La part de distanciel tend à représenter la moitié des enseignements dans ces parcours - © Sandrine Villain
La part de distanciel tend à représenter la moitié des enseignements dans ces parcours - © Sandrine Villain

En 2019, près de 440 personnes fragilisées sur le plan des apprentissages et de l’insertion (bacheliers professionnels, décrocheurs, détenus…) ont bénéficié d’une formation gratuite, adaptée à leurs aspirations et aptitudes, dans l’un des six programmes proposés par le réseau de la Réussite Vincent-Merle du Cnam.

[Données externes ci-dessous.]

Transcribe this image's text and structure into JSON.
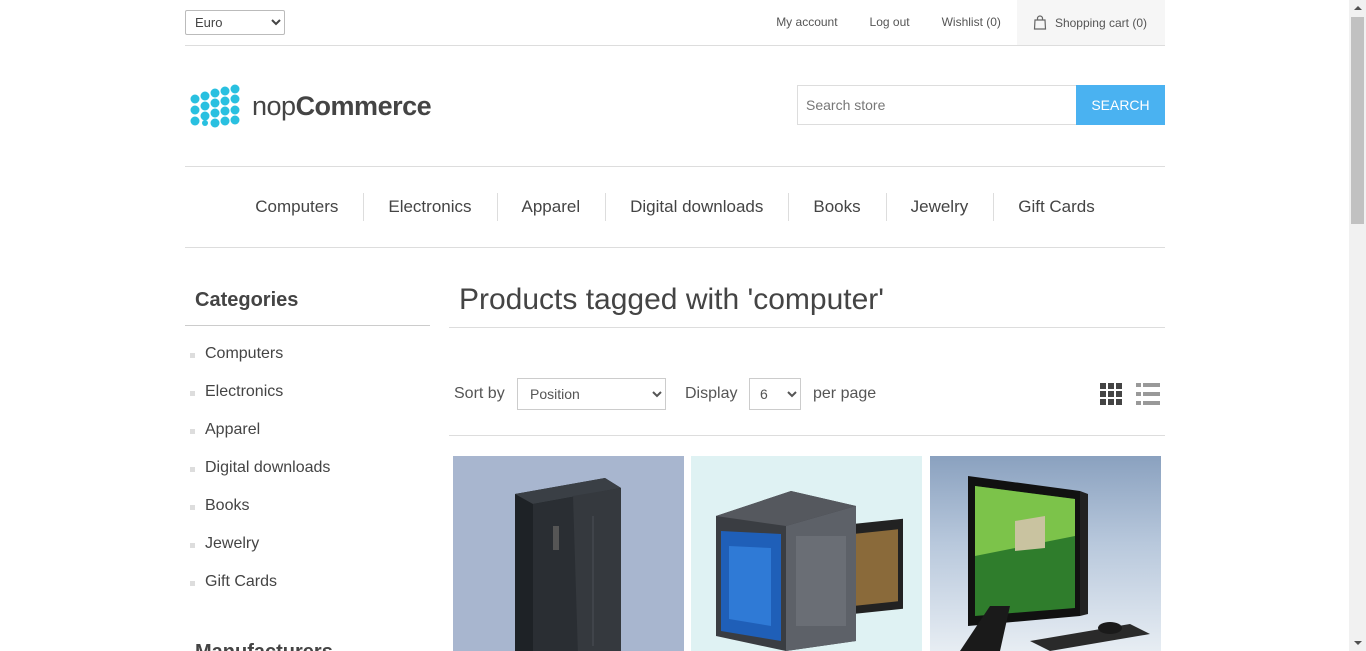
{
  "header": {
    "currency": {
      "selected": "Euro",
      "options": [
        "Euro"
      ]
    },
    "links": {
      "my_account": "My account",
      "log_out": "Log out",
      "wishlist": "Wishlist (0)",
      "shopping_cart": "Shopping cart (0)"
    }
  },
  "logo": {
    "part1": "nop",
    "part2": "Commerce"
  },
  "search": {
    "placeholder": "Search store",
    "button": "SEARCH"
  },
  "top_menu": [
    "Computers",
    "Electronics",
    "Apparel",
    "Digital downloads",
    "Books",
    "Jewelry",
    "Gift Cards"
  ],
  "sidebar": {
    "title": "Categories",
    "items": [
      "Computers",
      "Electronics",
      "Apparel",
      "Digital downloads",
      "Books",
      "Jewelry",
      "Gift Cards"
    ],
    "next_title": "Manufacturers"
  },
  "main": {
    "page_title": "Products tagged with 'computer'",
    "sort_label": "Sort by",
    "sort_selected": "Position",
    "display_label": "Display",
    "display_selected": "6",
    "per_page_label": "per page"
  },
  "products": [
    {
      "image": "server-tower-image"
    },
    {
      "image": "gaming-desktop-image"
    },
    {
      "image": "all-in-one-pc-image"
    }
  ],
  "colors": {
    "accent": "#4ab2f1",
    "logo": "#29c0e0"
  }
}
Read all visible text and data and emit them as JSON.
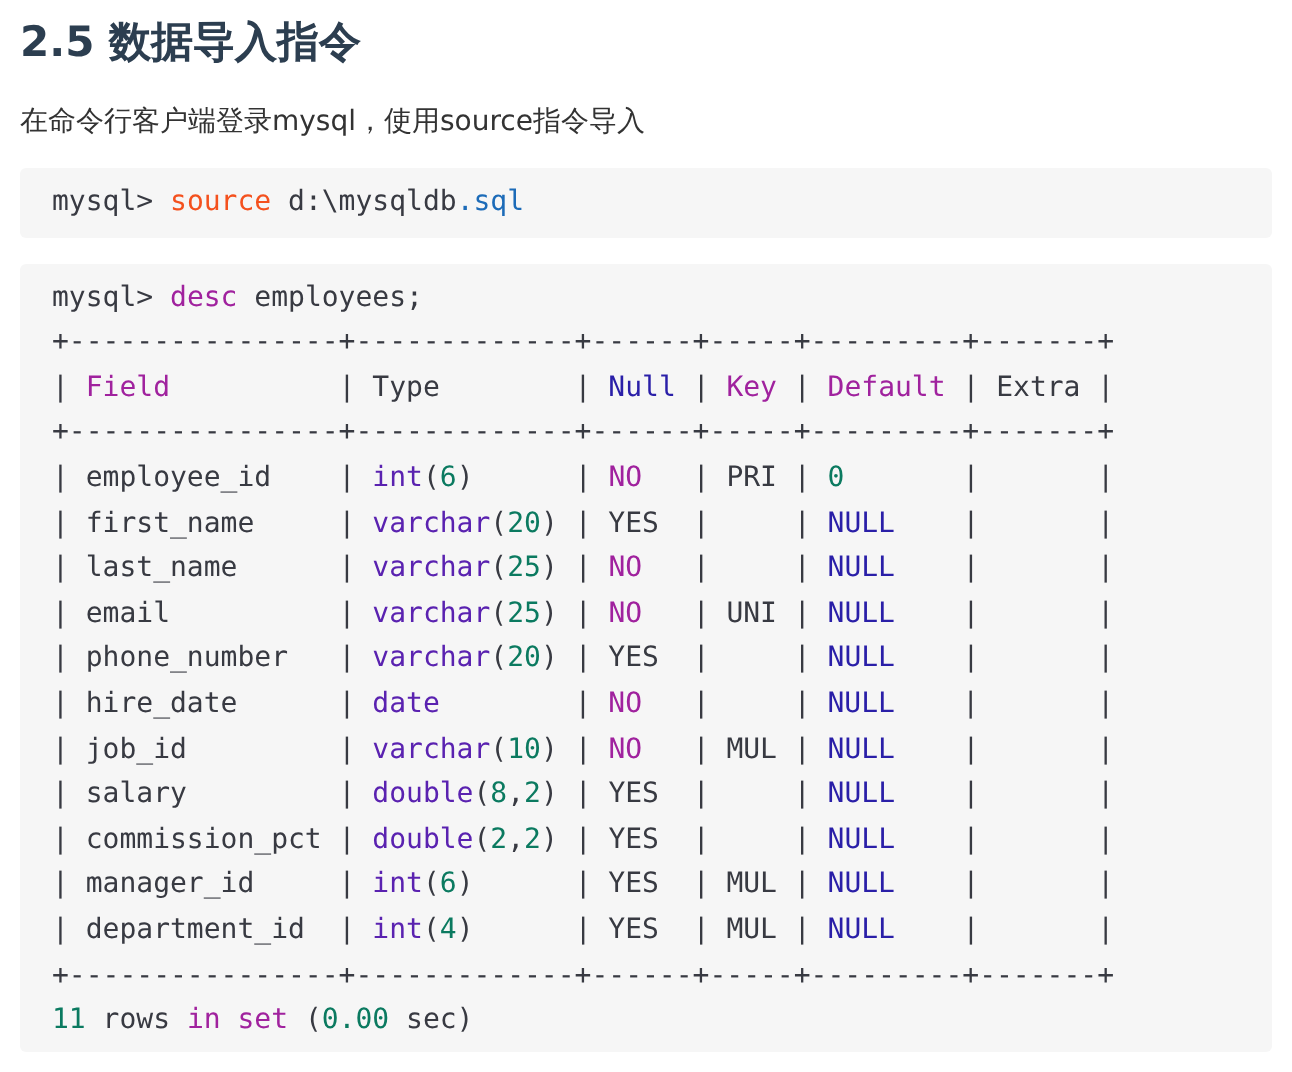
{
  "heading": "2.5 数据导入指令",
  "intro": "在命令行客户端登录mysql，使用source指令导入",
  "code_blocks": [
    {
      "lines": [
        [
          {
            "text": "mysql> ",
            "kind": "plain"
          },
          {
            "text": "source",
            "kind": "command"
          },
          {
            "text": " d:\\mysqldb",
            "kind": "plain"
          },
          {
            "text": ".sql",
            "kind": "attribute"
          }
        ]
      ]
    },
    {
      "lines": [
        [
          {
            "text": "mysql> ",
            "kind": "plain"
          },
          {
            "text": "desc",
            "kind": "keyword"
          },
          {
            "text": " employees;",
            "kind": "plain"
          }
        ],
        [
          {
            "text": "+----------------+-------------+------+-----+---------+-------+",
            "kind": "plain"
          }
        ],
        [
          {
            "text": "| ",
            "kind": "plain"
          },
          {
            "text": "Field",
            "kind": "keyword"
          },
          {
            "text": "          | Type        | ",
            "kind": "plain"
          },
          {
            "text": "Null",
            "kind": "constant"
          },
          {
            "text": " | ",
            "kind": "plain"
          },
          {
            "text": "Key",
            "kind": "keyword"
          },
          {
            "text": " | ",
            "kind": "plain"
          },
          {
            "text": "Default",
            "kind": "keyword"
          },
          {
            "text": " | Extra |",
            "kind": "plain"
          }
        ],
        [
          {
            "text": "+----------------+-------------+------+-----+---------+-------+",
            "kind": "plain"
          }
        ],
        [
          {
            "text": "| employee_id    | ",
            "kind": "plain"
          },
          {
            "text": "int",
            "kind": "type"
          },
          {
            "text": "(",
            "kind": "plain"
          },
          {
            "text": "6",
            "kind": "number"
          },
          {
            "text": ")      | ",
            "kind": "plain"
          },
          {
            "text": "NO",
            "kind": "keyword"
          },
          {
            "text": "   | PRI | ",
            "kind": "plain"
          },
          {
            "text": "0",
            "kind": "number"
          },
          {
            "text": "       |       |",
            "kind": "plain"
          }
        ],
        [
          {
            "text": "| first_name     | ",
            "kind": "plain"
          },
          {
            "text": "varchar",
            "kind": "type"
          },
          {
            "text": "(",
            "kind": "plain"
          },
          {
            "text": "20",
            "kind": "number"
          },
          {
            "text": ") | YES  |     | ",
            "kind": "plain"
          },
          {
            "text": "NULL",
            "kind": "constant"
          },
          {
            "text": "    |       |",
            "kind": "plain"
          }
        ],
        [
          {
            "text": "| last_name      | ",
            "kind": "plain"
          },
          {
            "text": "varchar",
            "kind": "type"
          },
          {
            "text": "(",
            "kind": "plain"
          },
          {
            "text": "25",
            "kind": "number"
          },
          {
            "text": ") | ",
            "kind": "plain"
          },
          {
            "text": "NO",
            "kind": "keyword"
          },
          {
            "text": "   |     | ",
            "kind": "plain"
          },
          {
            "text": "NULL",
            "kind": "constant"
          },
          {
            "text": "    |       |",
            "kind": "plain"
          }
        ],
        [
          {
            "text": "| email          | ",
            "kind": "plain"
          },
          {
            "text": "varchar",
            "kind": "type"
          },
          {
            "text": "(",
            "kind": "plain"
          },
          {
            "text": "25",
            "kind": "number"
          },
          {
            "text": ") | ",
            "kind": "plain"
          },
          {
            "text": "NO",
            "kind": "keyword"
          },
          {
            "text": "   | UNI | ",
            "kind": "plain"
          },
          {
            "text": "NULL",
            "kind": "constant"
          },
          {
            "text": "    |       |",
            "kind": "plain"
          }
        ],
        [
          {
            "text": "| phone_number   | ",
            "kind": "plain"
          },
          {
            "text": "varchar",
            "kind": "type"
          },
          {
            "text": "(",
            "kind": "plain"
          },
          {
            "text": "20",
            "kind": "number"
          },
          {
            "text": ") | YES  |     | ",
            "kind": "plain"
          },
          {
            "text": "NULL",
            "kind": "constant"
          },
          {
            "text": "    |       |",
            "kind": "plain"
          }
        ],
        [
          {
            "text": "| hire_date      | ",
            "kind": "plain"
          },
          {
            "text": "date",
            "kind": "type"
          },
          {
            "text": "        | ",
            "kind": "plain"
          },
          {
            "text": "NO",
            "kind": "keyword"
          },
          {
            "text": "   |     | ",
            "kind": "plain"
          },
          {
            "text": "NULL",
            "kind": "constant"
          },
          {
            "text": "    |       |",
            "kind": "plain"
          }
        ],
        [
          {
            "text": "| job_id         | ",
            "kind": "plain"
          },
          {
            "text": "varchar",
            "kind": "type"
          },
          {
            "text": "(",
            "kind": "plain"
          },
          {
            "text": "10",
            "kind": "number"
          },
          {
            "text": ") | ",
            "kind": "plain"
          },
          {
            "text": "NO",
            "kind": "keyword"
          },
          {
            "text": "   | MUL | ",
            "kind": "plain"
          },
          {
            "text": "NULL",
            "kind": "constant"
          },
          {
            "text": "    |       |",
            "kind": "plain"
          }
        ],
        [
          {
            "text": "| salary         | ",
            "kind": "plain"
          },
          {
            "text": "double",
            "kind": "type"
          },
          {
            "text": "(",
            "kind": "plain"
          },
          {
            "text": "8",
            "kind": "number"
          },
          {
            "text": ",",
            "kind": "plain"
          },
          {
            "text": "2",
            "kind": "number"
          },
          {
            "text": ") | YES  |     | ",
            "kind": "plain"
          },
          {
            "text": "NULL",
            "kind": "constant"
          },
          {
            "text": "    |       |",
            "kind": "plain"
          }
        ],
        [
          {
            "text": "| commission_pct | ",
            "kind": "plain"
          },
          {
            "text": "double",
            "kind": "type"
          },
          {
            "text": "(",
            "kind": "plain"
          },
          {
            "text": "2",
            "kind": "number"
          },
          {
            "text": ",",
            "kind": "plain"
          },
          {
            "text": "2",
            "kind": "number"
          },
          {
            "text": ") | YES  |     | ",
            "kind": "plain"
          },
          {
            "text": "NULL",
            "kind": "constant"
          },
          {
            "text": "    |       |",
            "kind": "plain"
          }
        ],
        [
          {
            "text": "| manager_id     | ",
            "kind": "plain"
          },
          {
            "text": "int",
            "kind": "type"
          },
          {
            "text": "(",
            "kind": "plain"
          },
          {
            "text": "6",
            "kind": "number"
          },
          {
            "text": ")      | YES  | MUL | ",
            "kind": "plain"
          },
          {
            "text": "NULL",
            "kind": "constant"
          },
          {
            "text": "    |       |",
            "kind": "plain"
          }
        ],
        [
          {
            "text": "| department_id  | ",
            "kind": "plain"
          },
          {
            "text": "int",
            "kind": "type"
          },
          {
            "text": "(",
            "kind": "plain"
          },
          {
            "text": "4",
            "kind": "number"
          },
          {
            "text": ")      | YES  | MUL | ",
            "kind": "plain"
          },
          {
            "text": "NULL",
            "kind": "constant"
          },
          {
            "text": "    |       |",
            "kind": "plain"
          }
        ],
        [
          {
            "text": "+----------------+-------------+------+-----+---------+-------+",
            "kind": "plain"
          }
        ],
        [
          {
            "text": "11",
            "kind": "number"
          },
          {
            "text": " rows ",
            "kind": "plain"
          },
          {
            "text": "in set",
            "kind": "keyword"
          },
          {
            "text": " (",
            "kind": "plain"
          },
          {
            "text": "0.00",
            "kind": "number"
          },
          {
            "text": " sec)",
            "kind": "plain"
          }
        ]
      ]
    }
  ]
}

Autant de parcours qui ont pour caractéristique commune d’être abordés sous la forme hybride : une partie en présentiel, dans des centres du Cnam, et une partie à distance.

Six parcours hybrides pour publics en difficulté ou marginalisés

Ces publics sont recrutés sur entretien de motivation, parfois après première sélection du dossier via Parcoursup.

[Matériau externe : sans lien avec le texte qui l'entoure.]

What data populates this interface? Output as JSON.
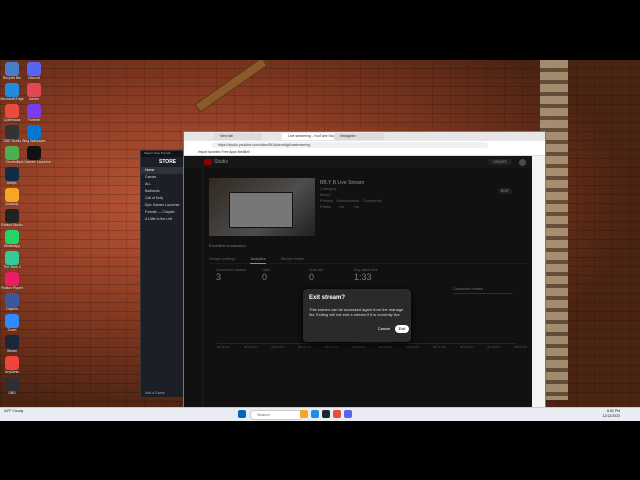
{
  "desktop_icons": [
    {
      "label": "Recycle Bin",
      "color": "#4a7ec7"
    },
    {
      "label": "Microsoft Edge",
      "color": "#1f8ce0"
    },
    {
      "label": "Cyberduck",
      "color": "#e84c3d"
    },
    {
      "label": "OBS Studio",
      "color": "#333"
    },
    {
      "label": "Shortcut",
      "color": "#4caf50"
    },
    {
      "label": "DeepL",
      "color": "#0f2b46"
    },
    {
      "label": "Audacity",
      "color": "#f5a623"
    },
    {
      "label": "Roblox Studio",
      "color": "#222"
    },
    {
      "label": "WhatsApp",
      "color": "#25d366"
    },
    {
      "label": "The Sims 4",
      "color": "#3c9"
    },
    {
      "label": "Roblox Player",
      "color": "#e91e63"
    },
    {
      "label": "Dolphin",
      "color": "#3b5998"
    },
    {
      "label": "Zoom",
      "color": "#2d8cff"
    },
    {
      "label": "Steam",
      "color": "#1b2838"
    },
    {
      "label": "AnyDesk",
      "color": "#ef443b"
    },
    {
      "label": "OBS",
      "color": "#302e31"
    },
    {
      "label": "Discord",
      "color": "#5865f2"
    },
    {
      "label": "Adobe",
      "color": "#e34850"
    },
    {
      "label": "Fortnite",
      "color": "#7a3cf0"
    },
    {
      "label": "Bing Wallpaper",
      "color": "#0078d4"
    },
    {
      "label": "Epic Games Launcher",
      "color": "#111"
    }
  ],
  "store": {
    "menu": "Steam  View  Friends",
    "title": "STORE",
    "items": [
      "Home",
      "Games",
      "ALL",
      "Badlands",
      "Call of Duty",
      "Epic Games Launcher",
      "Fortnite — Chapter",
      "A Little to the Left"
    ],
    "footer": "Add a Game"
  },
  "browser": {
    "tabs": [
      "New tab",
      "Live streaming - YouTube Studio",
      "Instagram"
    ],
    "url": "https://studio.youtube.com/video/Bi1kkdrmdlg/livestreaming",
    "bookmarks": "Import favorites   Free Apps   MedBell"
  },
  "studio": {
    "brand": "Studio",
    "create": "CREATE",
    "stream_title": "BB.Y B Live Stream",
    "category_label": "Category",
    "category": "Music",
    "privacy_label": "Privacy",
    "privacy": "Public",
    "monetization_label": "Monetization",
    "monetization": "On",
    "comments_label": "Comments",
    "comments": "On",
    "edit": "EDIT",
    "connection": "Excellent connection",
    "tabs": [
      "Stream settings",
      "Analytics",
      "Stream health"
    ],
    "stats": [
      {
        "label": "Concurrent viewers",
        "value": "3"
      },
      {
        "label": "Likes",
        "value": "0"
      },
      {
        "label": "Chat rate",
        "value": "0"
      },
      {
        "label": "Avg watch time",
        "value": "1:33"
      }
    ],
    "dropdown": "Concurrent viewers",
    "chart_y_ticks": [
      "3",
      "2",
      "1",
      "0"
    ],
    "chart_x_ticks": [
      "08:39 PM",
      "08:40 PM",
      "08:41 PM",
      "08:42 PM",
      "08:43 PM",
      "08:44 PM",
      "08:45 PM",
      "08:46 PM",
      "08:47 PM",
      "08:48 PM",
      "08:49 PM",
      "08:50 PM"
    ]
  },
  "dialog": {
    "title": "Exit stream?",
    "body": "This stream can be accessed again from the manage list. Exiting will not end a stream if it is currently live.",
    "cancel": "Cancel",
    "exit": "Exit"
  },
  "taskbar": {
    "weather": "34°F  Cloudy",
    "search": "Search",
    "time": "8:52 PM",
    "date": "12/12/2023"
  }
}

Afin de leur permettre de mener à bien ce programme hybride, ces étudiants, souvent fragilisés financièrement et socialement, ont tous été dotés gratuitement d’un ordinateur portable.

Bacheliers pros : trois licences générales par apprentissage

Via son dispositif « école Vaucanson », le Cnam propose cette année trois licences générales par apprentissage à une cinquantaine de bacheliers professionnels (répartis sur six de ses sites) et désireux de s’engager dans le supérieur : management ; méthodes et sciences industrielles ; informatique (depuis cette année).

Huit parcours en bac+1 professionnalisant

Ce cursus expérimental, proposé depuis la rentrée 2019, s’adresse à des bacheliers n’ayant pas obtenu de réponse à leurs vœux dans Parcoursup, ainsi qu’à des jeunes ayant quitté leur formation initiale et éloignés de l’emploi.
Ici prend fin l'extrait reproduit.